That's not a palatable situation.
You don't want to have that situation.
Why?
Again because a string does not carry within itself
sufficient information for doing this adequate recovery.
AUDIENCE: But I think there are reasonable principles to
use to choose from among the infinitely many concepts that
are consistent with a finite set,
LEV GOLDFARB: They would be somewhat ad hoc principles
that would simply have to be put in in order to deal with
that big problem.
AUDIENCE: And there's a trade-off between how ad hoc
or principled a solution is and how useful it is.
LEV GOLDFARB: But the whole point, you see, of having a
good formalism for classification you don't want
to introduce this kind of assumptions.
You want to get into representation and you want to
move on with it and doing easily the job
that you need to do.
You don't want to introduce later on all kinds of ad hoc
assumptions.
AUDIENCE: It depend on what you want to do, I suppose.

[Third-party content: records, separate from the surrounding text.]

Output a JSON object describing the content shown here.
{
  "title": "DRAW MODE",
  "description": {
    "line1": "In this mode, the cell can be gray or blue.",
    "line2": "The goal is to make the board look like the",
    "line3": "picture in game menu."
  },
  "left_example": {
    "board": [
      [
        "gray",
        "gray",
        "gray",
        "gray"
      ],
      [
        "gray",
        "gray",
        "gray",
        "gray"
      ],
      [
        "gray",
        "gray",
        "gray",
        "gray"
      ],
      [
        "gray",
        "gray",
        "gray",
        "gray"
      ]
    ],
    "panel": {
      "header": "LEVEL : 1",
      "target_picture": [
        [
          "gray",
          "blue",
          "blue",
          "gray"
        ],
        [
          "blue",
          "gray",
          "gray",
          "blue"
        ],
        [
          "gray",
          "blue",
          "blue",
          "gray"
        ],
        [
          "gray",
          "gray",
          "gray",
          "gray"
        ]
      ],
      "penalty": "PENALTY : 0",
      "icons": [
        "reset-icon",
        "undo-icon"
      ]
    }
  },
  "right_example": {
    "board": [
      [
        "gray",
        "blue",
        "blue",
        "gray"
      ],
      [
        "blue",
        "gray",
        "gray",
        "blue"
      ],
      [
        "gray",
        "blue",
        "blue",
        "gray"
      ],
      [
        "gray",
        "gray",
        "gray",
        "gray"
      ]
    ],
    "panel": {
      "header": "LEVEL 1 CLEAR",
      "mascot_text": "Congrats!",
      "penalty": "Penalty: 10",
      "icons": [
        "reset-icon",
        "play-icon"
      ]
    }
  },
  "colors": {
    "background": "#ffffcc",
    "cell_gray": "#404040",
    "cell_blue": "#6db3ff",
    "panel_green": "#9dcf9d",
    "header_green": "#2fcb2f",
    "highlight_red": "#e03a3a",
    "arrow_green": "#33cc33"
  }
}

LEV GOLDFARB: No, I mean, in general that's the idea of
representational formalism.
If you look back at these first two axioms, once you
represent the objects you want your
classes to emerge naturally.
You don't want to do any hocus pocus.
You want them to be sitting there.
AUDIENCE: But it depends, right?
If somebody has an engineering objective to build an
interface to a database where scientists can put their
sequence and it tells them something about the likely
function, let's say, of a tissue sample, or
something like that.
The representation depends on the DNA--
LEV GOLDFARB: I'm sorry, what are the classes here?
What would be the classes?
AUDIENCE: The class might be proteins with a given
function, I suppose.
LEV GOLDFARB: Proteins with a given function.
Right.
So that's precisely fit into this concept of class.
AUDIENCE: But a representation that depends on the DNA coding
for the protein might be a more convenient and effective
way to design an engineering [INTERPOSING VOICES].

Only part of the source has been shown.